Some of the stories treat the opportunities offered by traditional genres more
idiosyncratically. "Chuck's Bucket" by Chris
Offutt is a delightful melding of SF and Borges,
a metafictional tale of a blocked writer who agrees to take part in a time-travel
experiment, moving through quantum tunnels into alternative futures in order
to discover how to finish the story he has been commissioned to write by Michael
Chabon. What sounds in abstract overly arch is actually very inventive, funny
and moving, and there is a running oedipal strand at work, for Offutt's father,
Andrew, was a pulp science fiction writer who had a famous feud with Harlan
Ellison, and the story, with its twenty-five possible futures, works as an act
of reconciliation between son and father, and between mainstream and genre fiction.
Chabon's own contribution, "The Martian Agent, A Planetary Romance"

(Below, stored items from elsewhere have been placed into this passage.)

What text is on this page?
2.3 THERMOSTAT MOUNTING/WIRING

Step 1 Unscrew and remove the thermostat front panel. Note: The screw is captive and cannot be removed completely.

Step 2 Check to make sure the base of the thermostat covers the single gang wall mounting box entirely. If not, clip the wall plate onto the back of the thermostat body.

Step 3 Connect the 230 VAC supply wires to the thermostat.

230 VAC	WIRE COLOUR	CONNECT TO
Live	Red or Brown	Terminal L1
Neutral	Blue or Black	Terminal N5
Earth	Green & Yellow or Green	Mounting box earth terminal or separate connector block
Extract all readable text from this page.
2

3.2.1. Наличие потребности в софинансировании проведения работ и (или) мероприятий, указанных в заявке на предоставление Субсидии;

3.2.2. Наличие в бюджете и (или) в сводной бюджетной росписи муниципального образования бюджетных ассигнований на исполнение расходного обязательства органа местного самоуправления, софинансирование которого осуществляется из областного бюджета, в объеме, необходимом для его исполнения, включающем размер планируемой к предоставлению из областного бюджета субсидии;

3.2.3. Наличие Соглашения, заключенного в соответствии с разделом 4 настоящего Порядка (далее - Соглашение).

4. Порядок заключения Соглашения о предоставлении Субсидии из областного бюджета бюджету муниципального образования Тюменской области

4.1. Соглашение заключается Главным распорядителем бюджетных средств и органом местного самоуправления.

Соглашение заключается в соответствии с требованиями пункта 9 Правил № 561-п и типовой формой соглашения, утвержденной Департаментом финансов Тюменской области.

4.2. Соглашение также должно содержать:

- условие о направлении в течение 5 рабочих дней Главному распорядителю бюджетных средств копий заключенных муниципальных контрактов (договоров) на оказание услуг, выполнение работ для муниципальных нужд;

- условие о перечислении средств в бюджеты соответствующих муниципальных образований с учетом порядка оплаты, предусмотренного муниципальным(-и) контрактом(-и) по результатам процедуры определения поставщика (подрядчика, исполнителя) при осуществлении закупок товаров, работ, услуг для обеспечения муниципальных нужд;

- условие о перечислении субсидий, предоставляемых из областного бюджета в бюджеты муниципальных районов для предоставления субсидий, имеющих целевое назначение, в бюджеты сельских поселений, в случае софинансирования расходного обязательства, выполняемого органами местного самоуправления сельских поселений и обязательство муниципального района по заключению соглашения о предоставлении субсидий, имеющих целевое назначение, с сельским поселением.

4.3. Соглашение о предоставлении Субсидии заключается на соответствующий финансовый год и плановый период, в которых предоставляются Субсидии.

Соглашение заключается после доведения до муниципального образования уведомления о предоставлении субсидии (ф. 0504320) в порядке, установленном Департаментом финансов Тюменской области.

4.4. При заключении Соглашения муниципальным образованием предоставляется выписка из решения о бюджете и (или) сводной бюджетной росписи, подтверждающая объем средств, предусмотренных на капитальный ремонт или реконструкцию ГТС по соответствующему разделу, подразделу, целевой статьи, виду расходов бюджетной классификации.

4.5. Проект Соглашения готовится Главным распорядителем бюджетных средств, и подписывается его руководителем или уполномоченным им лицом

is, understandably enough, one of the stories truest to the introductory brief;
richly plotted, action-packed, it is set in an alternate history, Victorian
Age America where the British Empire still extends to the colonies, to the consternation
of rebel forces led by George Armstrong Custer. Chabon skilfully elaborates
his world and draws not just on the steampunk worlds of Gibson,
Sterling
and Moorcock,
but on alternate histories by brilliant SF mavericks such as Avram
Davidson and Howard
Waldrop. The imperial politics are craftily resonant and the story keeps
us hanging on in time-honoured serial way for the next instalment promised in
a future McSweeney's.
Even better is Rick Moody's "The Albertine Notes", which, as the
title suggests, brings that embodiment of high literature and natural enemy
of conventional plot, Marcel Proust, to the science-fiction story. It is a well-conceived
SF tale set in a dirty, bomb-devastated future New York (the faultline of 9/11
runs across several of these stories) where people take solace in a memory drug,
Albertine, to return to their most vividly cherished time. The story works both
on Chabon's terms, as a well-plotted thriller about the forces vying for control
of the drug, and by giving genre a Proustian shot in the arm. Perhaps the scariest
part of the story (scarier even than its climactic tour of bombed-out Manhattan)

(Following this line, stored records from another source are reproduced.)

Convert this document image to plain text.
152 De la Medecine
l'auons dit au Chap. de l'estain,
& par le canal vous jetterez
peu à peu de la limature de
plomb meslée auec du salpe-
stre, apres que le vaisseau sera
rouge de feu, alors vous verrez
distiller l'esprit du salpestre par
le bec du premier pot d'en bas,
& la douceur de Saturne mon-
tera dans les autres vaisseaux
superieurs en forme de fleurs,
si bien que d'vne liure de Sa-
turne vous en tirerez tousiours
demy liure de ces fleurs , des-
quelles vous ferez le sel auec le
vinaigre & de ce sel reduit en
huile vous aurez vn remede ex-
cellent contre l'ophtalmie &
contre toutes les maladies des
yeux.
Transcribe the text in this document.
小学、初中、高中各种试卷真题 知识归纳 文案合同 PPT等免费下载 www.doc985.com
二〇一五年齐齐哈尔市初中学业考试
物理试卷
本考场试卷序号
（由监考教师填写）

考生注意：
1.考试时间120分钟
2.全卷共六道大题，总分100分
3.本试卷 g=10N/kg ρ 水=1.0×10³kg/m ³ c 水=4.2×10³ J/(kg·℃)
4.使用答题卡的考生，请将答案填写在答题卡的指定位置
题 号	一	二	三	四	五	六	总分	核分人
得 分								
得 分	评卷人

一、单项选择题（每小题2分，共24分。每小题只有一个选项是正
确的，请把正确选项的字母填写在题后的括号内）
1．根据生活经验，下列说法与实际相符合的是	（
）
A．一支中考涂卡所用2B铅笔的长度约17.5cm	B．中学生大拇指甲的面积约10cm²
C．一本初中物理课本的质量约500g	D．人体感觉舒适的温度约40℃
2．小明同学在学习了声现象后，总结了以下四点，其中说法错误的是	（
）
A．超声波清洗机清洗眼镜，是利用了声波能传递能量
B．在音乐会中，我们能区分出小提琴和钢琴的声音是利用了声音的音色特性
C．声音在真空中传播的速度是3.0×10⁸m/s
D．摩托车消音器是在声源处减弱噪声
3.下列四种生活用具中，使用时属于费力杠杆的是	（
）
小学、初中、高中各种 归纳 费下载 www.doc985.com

comes when, stripped of all consolation even the kind Proust provides
the narrator is forced to consider that his own most treasured moments of recall,
the mental events that constitute him, are "just a bunch of sentimental
memories" utterly uninteresting to anyone else. The fact that he is a would-be
writer makes this an especially chilling discovery. Pushing Michael Chabon's
brief to the utmost, Moody has used plot to bring us up against plotlessness,
the genre story to bring us a moment of unpalatable, uncategorizable truth.
Paul Quinn is
a freelance writer and programme maker.